Bereits vor dem Entschluss hatten sich Vertreter der osteuropäischen Länder gegen den Beschluss gesperrt, nicht nur aus der Slowakei: Ungarn etwa, weil es kein Erstaufnahmeland an den EU-Außengrenzen sei. Auch aus Tschechien war zu hören, Prag würde zwar die Zahl von 120.000 akzeptieren, nicht aber eine verpflichtende Aufnahme von Flüchtlingen. Das müsse vielmehr freiwillig geschehen. Man lehne "unmissverständlich" jeden Versuch ab, einen "dauerhaften Mechanismus der Verteilung von Flüchtlingen" in der EU einzuführen, sagte Regierungschef Bohuslav Sobotka.

"Auch Ungarn muss Migranten aufnehmen"

Durch den bindenden Beschluss müsse auch Ungarn, das die Entlastung um 54.000 Flüchtlinge abgelehnt hat, bei der Verteilung von 120.000 Flüchtlingen einen Anteil übernehmen, betonte Luxemburgs Außenminister Jean Asselborn. Die Zahlen für andere EU-Länder seien leicht angepasst worden, "da Ungarn nach der Entscheidung von heute auch seine Zahl an Personen auf seinem Territorium zu verteilen hat", sagte Asselborn. "Auch Ungarn muss Migranten annehmen."

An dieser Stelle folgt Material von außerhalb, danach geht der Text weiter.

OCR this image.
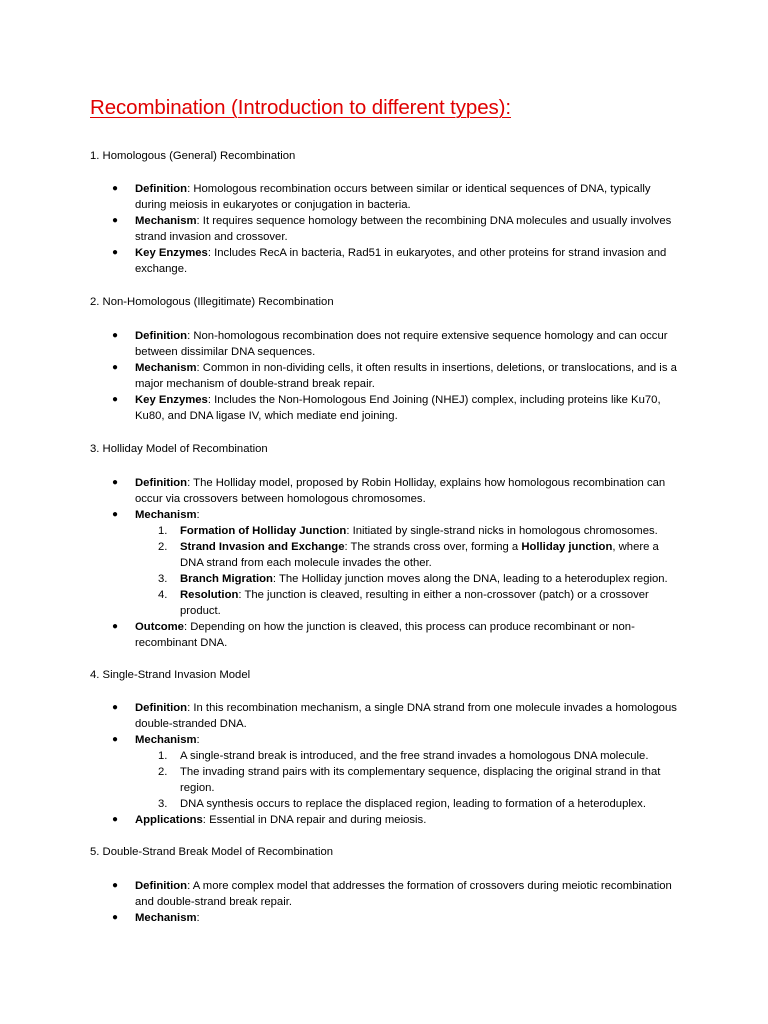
Recombination (Introduction to different types):

1. Homologous (General) Recombination

● Definition: Homologous recombination occurs between similar or identical sequences of DNA, typically during meiosis in eukaryotes or conjugation in bacteria.
● Mechanism: It requires sequence homology between the recombining DNA molecules and usually involves strand invasion and crossover.
● Key Enzymes: Includes RecA in bacteria, Rad51 in eukaryotes, and other proteins for strand invasion and exchange.

2. Non-Homologous (Illegitimate) Recombination

● Definition: Non-homologous recombination does not require extensive sequence homology and can occur between dissimilar DNA sequences.
● Mechanism: Common in non-dividing cells, it often results in insertions, deletions, or translocations, and is a major mechanism of double-strand break repair.
● Key Enzymes: Includes the Non-Homologous End Joining (NHEJ) complex, including proteins like Ku70, Ku80, and DNA ligase IV, which mediate end joining.

3. Holliday Model of Recombination

● Definition: The Holliday model, proposed by Robin Holliday, explains how homologous recombination can occur via crossovers between homologous chromosomes.
● Mechanism:
1. Formation of Holliday Junction: Initiated by single-strand nicks in homologous chromosomes.
2. Strand Invasion and Exchange: The strands cross over, forming a Holliday junction, where a DNA strand from each molecule invades the other.
3. Branch Migration: The Holliday junction moves along the DNA, leading to a heteroduplex region.
4. Resolution: The junction is cleaved, resulting in either a non-crossover (patch) or a crossover product.
● Outcome: Depending on how the junction is cleaved, this process can produce recombinant or non-recombinant DNA.

4. Single-Strand Invasion Model

● Definition: In this recombination mechanism, a single DNA strand from one molecule invades a homologous double-stranded DNA.
● Mechanism:
1. A single-strand break is introduced, and the free strand invades a homologous DNA molecule.
2. The invading strand pairs with its complementary sequence, displacing the original strand in that region.
3. DNA synthesis occurs to replace the displaced region, leading to formation of a heteroduplex.
● Applications: Essential in DNA repair and during meiosis.

5. Double-Strand Break Model of Recombination

● Definition: A more complex model that addresses the formation of crossovers during meiotic recombination and double-strand break repair.
● Mechanism:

Die Zahlen seien von den EU-Staaten im Rat aber auf freiwilliger Basis angenommen worden. "Die Verteilungsschlüssel, wie sie die EU-Kommission vorgeschlagen hatte - die berühmten Quoten - stehen nicht länger im Rechtstext", sagte Asselborn.

Der luxemburgische Außenminister, der auch für Migration zuständig ist, verteidigte die Mehrheitsentscheidung im Ministerrat. Europa befinde sich in einer Notfall-Situation und habe handeln müssen, man habe nicht auf den Konsens aller EU-Staaten warten können. "Wenn wir das nicht getan hätten, wäre Europa noch mehr gespalten gewesen und seine Glaubwürdigkeit wäre unterminiert worden", betonte Asselborn.

Zusammengefasst: Nach wochenlangem Streit haben die EU-Innenminister bei einem Sondertreffen die Verteilung von 120.000 Flüchtlingen in Europa beschlossen. Vier Länder (Tschechien, Slowakei, Ungarn und Rumänien) stimmten gegen die Quoten, Finnland enthielt sich.